Jaeger
CNCF distributed tracing platform
The Lens
It's a distributed tracing platform: it tracks requests as they flow through your services, showing you exactly where time is spent. Service A calls Service B calls Service C, and Jaeger draws the full timeline.
CNCF graduated project, originally built by Uber. It collects traces from your services, stores them, and gives you a UI to search and visualize request flows. Supports OpenTelemetry natively, which means you instrument your code once and can switch tracing backends later.
Apache 2.0. Fully free, no paid tier.
The catch: running Jaeger in production is real ops work. You need a storage backend (Elasticsearch, Cassandra, or Kafka), and those have their own operational costs. The UI is functional but not pretty; teams that want polished dashboards often export traces to Grafana. For small deployments, SigNoz bundles tracing, metrics, and logs in one tool and may be simpler to start with.

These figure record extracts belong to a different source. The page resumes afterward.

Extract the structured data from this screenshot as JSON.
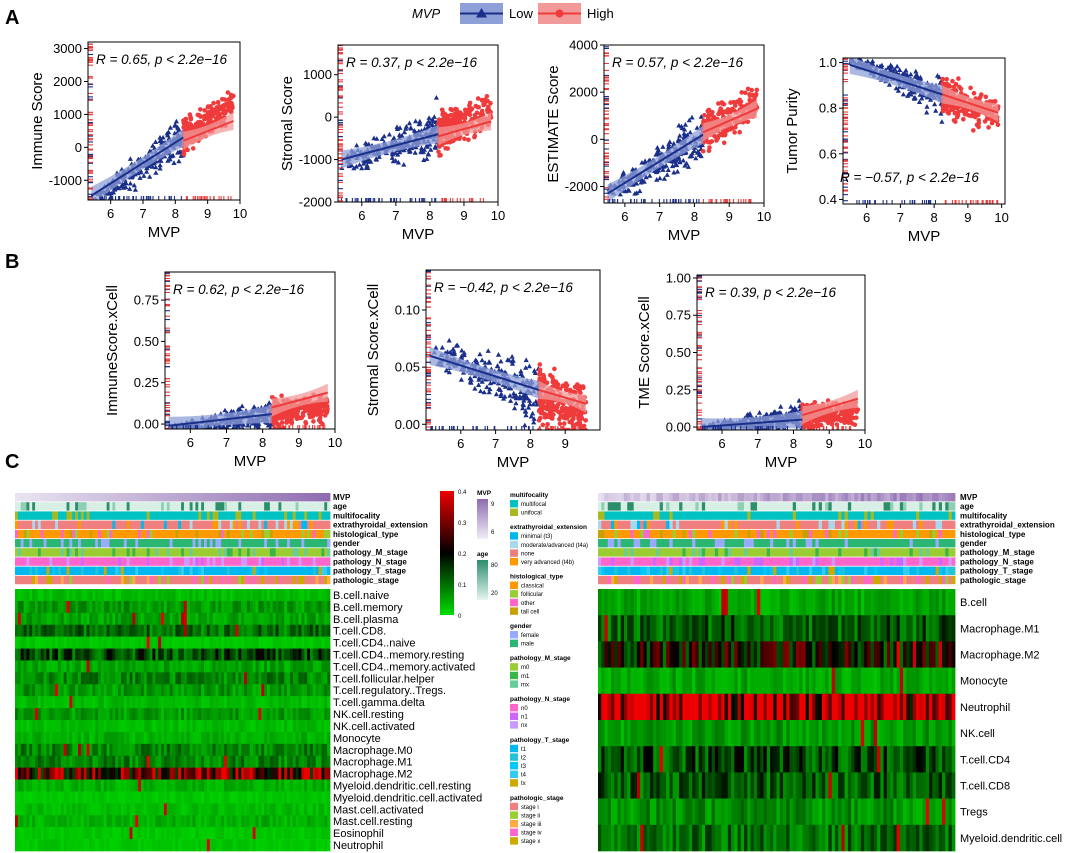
{
  "figure": {
    "panel_letters": [
      "A",
      "B",
      "C"
    ]
  },
  "legend": {
    "title": "MVP",
    "items": [
      {
        "label": "Low",
        "color": "#1a2f8a",
        "band": "#8fa0d8",
        "marker": "triangle"
      },
      {
        "label": "High",
        "color": "#ef3b3b",
        "band": "#f29a9a",
        "marker": "circle"
      }
    ]
  },
  "chart_data": [
    {
      "id": "A1",
      "type": "scatter",
      "panel": "A",
      "xlabel": "MVP",
      "ylabel": "Immune Score",
      "xlim": [
        5.3,
        10
      ],
      "ylim": [
        -1600,
        3200
      ],
      "xticks": [
        6,
        7,
        8,
        9,
        10
      ],
      "yticks": [
        -1000,
        0,
        1000,
        2000,
        3000
      ],
      "r": "0.65",
      "p": "2.2e-16",
      "annotation": "R = 0.65, p < 2.2e−16",
      "annotation_pos": "top-left",
      "cut": 8.25,
      "xrange": [
        5.4,
        9.8
      ],
      "trend": {
        "slope": 680,
        "intercept": -5300
      },
      "noise": 450,
      "lowband": 200,
      "regression": {
        "low": {
          "x": [
            5.4,
            8.25
          ],
          "y": [
            -1470,
            300
          ]
        },
        "high": {
          "x": [
            8.25,
            9.8
          ],
          "y": [
            200,
            800
          ]
        }
      }
    },
    {
      "id": "A2",
      "type": "scatter",
      "panel": "A",
      "xlabel": "MVP",
      "ylabel": "Stromal Score",
      "xlim": [
        5.3,
        10
      ],
      "ylim": [
        -2000,
        1700
      ],
      "xticks": [
        6,
        7,
        8,
        9,
        10
      ],
      "yticks": [
        -2000,
        -1000,
        0,
        1000
      ],
      "r": "0.37",
      "p": "2.2e-16",
      "annotation": "R = 0.37, p < 2.2e−16",
      "annotation_pos": "top-left",
      "cut": 8.25,
      "xrange": [
        5.4,
        9.8
      ],
      "trend": {
        "slope": 270,
        "intercept": -2550
      },
      "noise": 420,
      "lowband": 220,
      "regression": {
        "low": {
          "x": [
            5.4,
            8.25
          ],
          "y": [
            -1000,
            -400
          ]
        },
        "high": {
          "x": [
            8.25,
            9.8
          ],
          "y": [
            -450,
            -100
          ]
        }
      }
    },
    {
      "id": "A3",
      "type": "scatter",
      "panel": "A",
      "xlabel": "MVP",
      "ylabel": "ESTIMATE Score",
      "xlim": [
        5.4,
        10
      ],
      "ylim": [
        -2700,
        4000
      ],
      "xticks": [
        6,
        7,
        8,
        9,
        10
      ],
      "yticks": [
        -2000,
        0,
        2000,
        4000
      ],
      "r": "0.57",
      "p": "2.2e-16",
      "annotation": "R = 0.57, p < 2.2e−16",
      "annotation_pos": "top-left",
      "cut": 8.25,
      "xrange": [
        5.5,
        9.8
      ],
      "trend": {
        "slope": 900,
        "intercept": -7200
      },
      "noise": 750,
      "lowband": 400,
      "regression": {
        "low": {
          "x": [
            5.5,
            8.25
          ],
          "y": [
            -2300,
            200
          ]
        },
        "high": {
          "x": [
            8.25,
            9.8
          ],
          "y": [
            300,
            1300
          ]
        }
      }
    },
    {
      "id": "A4",
      "type": "scatter",
      "panel": "A",
      "xlabel": "MVP",
      "ylabel": "Tumor Purity",
      "xlim": [
        5.3,
        10.1
      ],
      "ylim": [
        0.38,
        1.02
      ],
      "xticks": [
        6,
        7,
        8,
        9,
        10
      ],
      "yticks": [
        0.4,
        0.6,
        0.8,
        1.0
      ],
      "yticklabels": [
        "0.4",
        "0.6",
        "0.8",
        "1.0"
      ],
      "r": "-0.57",
      "p": "2.2e-16",
      "annotation": "R = −0.57, p < 2.2e−16",
      "annotation_pos": "bottom-right",
      "cut": 8.25,
      "xrange": [
        5.5,
        9.9
      ],
      "trend": {
        "slope": -0.055,
        "intercept": 1.31
      },
      "noise": 0.07,
      "lowband": 0.02,
      "regression": {
        "low": {
          "x": [
            5.5,
            8.25
          ],
          "y": [
            0.99,
            0.86
          ]
        },
        "high": {
          "x": [
            8.25,
            9.9
          ],
          "y": [
            0.86,
            0.78
          ]
        }
      }
    },
    {
      "id": "B1",
      "type": "scatter",
      "panel": "B",
      "xlabel": "MVP",
      "ylabel": "ImmuneScore.xCell",
      "xlim": [
        5.3,
        10
      ],
      "ylim": [
        -0.03,
        0.92
      ],
      "xticks": [
        6,
        7,
        8,
        9,
        10
      ],
      "yticks": [
        0.0,
        0.25,
        0.5,
        0.75
      ],
      "yticklabels": [
        "0.00",
        "0.25",
        "0.50",
        "0.75"
      ],
      "r": "0.62",
      "p": "2.2e-16",
      "annotation": "R = 0.62, p < 2.2e−16",
      "annotation_pos": "top-left",
      "cut": 8.25,
      "xrange": [
        5.4,
        9.8
      ],
      "trend": {
        "slope": 0.03,
        "intercept": -0.19
      },
      "noise": 0.08,
      "lowband": 0.02,
      "regression": {
        "low": {
          "x": [
            5.4,
            8.25
          ],
          "y": [
            -0.01,
            0.06
          ]
        },
        "high": {
          "x": [
            8.25,
            9.8
          ],
          "y": [
            0.1,
            0.19
          ]
        }
      }
    },
    {
      "id": "B2",
      "type": "scatter",
      "panel": "B",
      "xlabel": "MVP",
      "ylabel": "Stromal Score.xCell",
      "xlim": [
        5.0,
        10.0
      ],
      "ylim": [
        -0.005,
        0.135
      ],
      "xticks": [
        6,
        7,
        8,
        9
      ],
      "yticks": [
        0.0,
        0.05,
        0.1
      ],
      "yticklabels": [
        "0.00",
        "0.05",
        "0.10"
      ],
      "r": "-0.42",
      "p": "2.2e-16",
      "annotation": "R = −0.42, p < 2.2e−16",
      "annotation_pos": "top-left",
      "cut": 8.25,
      "xrange": [
        5.1,
        9.6
      ],
      "trend": {
        "slope": -0.012,
        "intercept": 0.125
      },
      "noise": 0.025,
      "lowband": 0.008,
      "regression": {
        "low": {
          "x": [
            5.1,
            8.25
          ],
          "y": [
            0.06,
            0.03
          ]
        },
        "high": {
          "x": [
            8.25,
            9.6
          ],
          "y": [
            0.03,
            0.018
          ]
        }
      }
    },
    {
      "id": "B3",
      "type": "scatter",
      "panel": "B",
      "xlabel": "MVP",
      "ylabel": "TME Score.xCell",
      "xlim": [
        5.3,
        10
      ],
      "ylim": [
        -0.02,
        1.02
      ],
      "xticks": [
        6,
        7,
        8,
        9,
        10
      ],
      "yticks": [
        0.0,
        0.25,
        0.5,
        0.75,
        1.0
      ],
      "yticklabels": [
        "0.00",
        "0.25",
        "0.50",
        "0.75",
        "1.00"
      ],
      "r": "0.39",
      "p": "2.2e-16",
      "annotation": "R = 0.39, p < 2.2e−16",
      "annotation_pos": "top-left",
      "cut": 8.25,
      "xrange": [
        5.4,
        9.8
      ],
      "trend": {
        "slope": 0.025,
        "intercept": -0.14
      },
      "noise": 0.08,
      "lowband": 0.02,
      "regression": {
        "low": {
          "x": [
            5.4,
            8.25
          ],
          "y": [
            0.0,
            0.05
          ]
        },
        "high": {
          "x": [
            8.25,
            9.8
          ],
          "y": [
            0.08,
            0.19
          ]
        }
      }
    },
    {
      "id": "C1",
      "type": "heatmap",
      "panel": "C",
      "annotation_rows": [
        "MVP",
        "age",
        "multifocality",
        "extrathyroidal_extension",
        "histological_type",
        "gender",
        "pathology_M_stage",
        "pathology_N_stage",
        "pathology_T_stage",
        "pathologic_stage"
      ],
      "rows": [
        "B.cell.naive",
        "B.cell.memory",
        "B.cell.plasma",
        "T.cell.CD8.",
        "T.cell.CD4..naive",
        "T.cell.CD4..memory.resting",
        "T.cell.CD4..memory.activated",
        "T.cell.follicular.helper",
        "T.cell.regulatory..Tregs.",
        "T.cell.gamma.delta",
        "NK.cell.resting",
        "NK.cell.activated",
        "Monocyte",
        "Macrophage.M0",
        "Macrophage.M1",
        "Macrophage.M2",
        "Myeloid.dendritic.cell.resting",
        "Myeloid.dendritic.cell.activated",
        "Mast.cell.activated",
        "Mast.cell.resting",
        "Eosinophil",
        "Neutrophil"
      ],
      "row_levels": [
        0.03,
        0.06,
        0.05,
        0.1,
        0.02,
        0.14,
        0.05,
        0.08,
        0.06,
        0.03,
        0.06,
        0.03,
        0.04,
        0.08,
        0.08,
        0.28,
        0.04,
        0.02,
        0.03,
        0.04,
        0.02,
        0.02
      ],
      "colorbar": {
        "min": 0,
        "max": 0.4,
        "ticks": [
          0,
          0.1,
          0.2,
          0.3,
          0.4
        ],
        "colors": [
          "#00dd00",
          "#000000",
          "#ee0000"
        ]
      }
    },
    {
      "id": "C2",
      "type": "heatmap",
      "panel": "C",
      "annotation_rows": [
        "MVP",
        "age",
        "multifocality",
        "extrathyroidal_extension",
        "histological_type",
        "gender",
        "pathology_M_stage",
        "pathology_N_stage",
        "pathology_T_stage",
        "pathologic_stage"
      ],
      "rows": [
        "B.cell",
        "Macrophage.M1",
        "Macrophage.M2",
        "Monocyte",
        "Neutrophil",
        "NK.cell",
        "T.cell.CD4",
        "T.cell.CD8",
        "Tregs",
        "Myeloid.dendritic.cell"
      ],
      "row_levels": [
        0.05,
        0.12,
        0.2,
        0.05,
        0.36,
        0.06,
        0.14,
        0.12,
        0.07,
        0.1
      ],
      "colorbar": {
        "min": 0,
        "max": 0.4,
        "ticks": [
          0,
          0.1,
          0.2,
          0.3,
          0.4
        ],
        "colors": [
          "#00dd00",
          "#000000",
          "#ee0000"
        ]
      }
    }
  ],
  "mvp_scale": {
    "title": "MVP",
    "ticks": [
      "9",
      "6"
    ],
    "colors": [
      "#f2eef7",
      "#8e6bb0"
    ]
  },
  "age_scale": {
    "title": "age",
    "ticks": [
      "80",
      "20"
    ],
    "colors": [
      "#e5f5f0",
      "#2c8e6a"
    ]
  },
  "annotation_legends": [
    {
      "title": "multifocality",
      "items": [
        {
          "label": "multifocal",
          "color": "#00c2c2"
        },
        {
          "label": "unifocal",
          "color": "#a8b820"
        }
      ]
    },
    {
      "title": "extrathyroidal_extension",
      "items": [
        {
          "label": "minimal (t3)",
          "color": "#00b8f0"
        },
        {
          "label": "moderate/advanced (t4a)",
          "color": "#a8d8f0"
        },
        {
          "label": "none",
          "color": "#f08080"
        },
        {
          "label": "very advanced (t4b)",
          "color": "#ff9900"
        }
      ]
    },
    {
      "title": "histological_type",
      "items": [
        {
          "label": "classical",
          "color": "#ff9900"
        },
        {
          "label": "follicular",
          "color": "#9acd32"
        },
        {
          "label": "other",
          "color": "#ff66cc"
        },
        {
          "label": "tall cell",
          "color": "#c8a000"
        }
      ]
    },
    {
      "title": "gender",
      "items": [
        {
          "label": "female",
          "color": "#99aaff"
        },
        {
          "label": "male",
          "color": "#2bb673"
        }
      ]
    },
    {
      "title": "pathology_M_stage",
      "items": [
        {
          "label": "m0",
          "color": "#9acd32"
        },
        {
          "label": "m1",
          "color": "#3ab54a"
        },
        {
          "label": "mx",
          "color": "#66cc99"
        }
      ]
    },
    {
      "title": "pathology_N_stage",
      "items": [
        {
          "label": "n0",
          "color": "#ff66cc"
        },
        {
          "label": "n1",
          "color": "#cc66ff"
        },
        {
          "label": "nx",
          "color": "#cc99ff"
        }
      ]
    },
    {
      "title": "pathology_T_stage",
      "items": [
        {
          "label": "t1",
          "color": "#00b8f0"
        },
        {
          "label": "t2",
          "color": "#22c3d6"
        },
        {
          "label": "t3",
          "color": "#00c8ff"
        },
        {
          "label": "t4",
          "color": "#33ccee"
        },
        {
          "label": "tx",
          "color": "#ccaa00"
        }
      ]
    },
    {
      "title": "pathologic_stage",
      "items": [
        {
          "label": "stage i",
          "color": "#f08080"
        },
        {
          "label": "stage ii",
          "color": "#9acd32"
        },
        {
          "label": "stage iii",
          "color": "#ffaa44"
        },
        {
          "label": "stage iv",
          "color": "#ff66cc"
        },
        {
          "label": "stage x",
          "color": "#ccaa00"
        }
      ]
    }
  ],
  "annotation_row_colors": {
    "MVP": [
      "#e9e4f1",
      "#8e6bb0"
    ],
    "age": [
      "#d8efe6",
      "#2c8e6a",
      "#8fd0b4"
    ],
    "multifocality": [
      "#00c2c2",
      "#a8b820"
    ],
    "extrathyroidal_extension": [
      "#f08080",
      "#00b8f0",
      "#a8d8f0",
      "#ff9900"
    ],
    "histological_type": [
      "#ff9900",
      "#9acd32",
      "#ff66cc",
      "#c8a000"
    ],
    "gender": [
      "#2bb673",
      "#99aaff"
    ],
    "pathology_M_stage": [
      "#9acd32",
      "#66cc99",
      "#3ab54a"
    ],
    "pathology_N_stage": [
      "#ff66cc",
      "#cc66ff",
      "#cc99ff"
    ],
    "pathology_T_stage": [
      "#00b8f0",
      "#22c3d6",
      "#00c8ff",
      "#33ccee",
      "#ccaa00"
    ],
    "pathologic_stage": [
      "#f08080",
      "#9acd32",
      "#ffaa44",
      "#ff66cc",
      "#ccaa00"
    ]
  }
}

Free vs Self-Hosted vs Paid
fully freeFully open source under Apache 2.0. CNCF graduated. No paid tier, no hosted service from the Jaeger project.
**Infrastructure costs are the real expense:** - Jaeger collector + query service: lightweight, runs on modest hardware - Storage backend: Elasticsearch ($50-200+/mo) or Cassandra ($100-300+/mo) for production - Alternative: Jaeger supports in-memory and Badger (embedded) for dev/small-scale
Managed alternatives: Grafana Cloud offers trace ingestion (free tier: 50GB/mo), Datadog ($0.10/million spans), and many APM vendors accept OpenTelemetry traces.
The math: Jaeger is free but Elasticsearch isn't. A production setup with Elasticsearch runs $100-300/mo minimum. Grafana Cloud's free tier might cover small deployments at $0.
Free software. Budget $100-300/mo for the storage backend in production.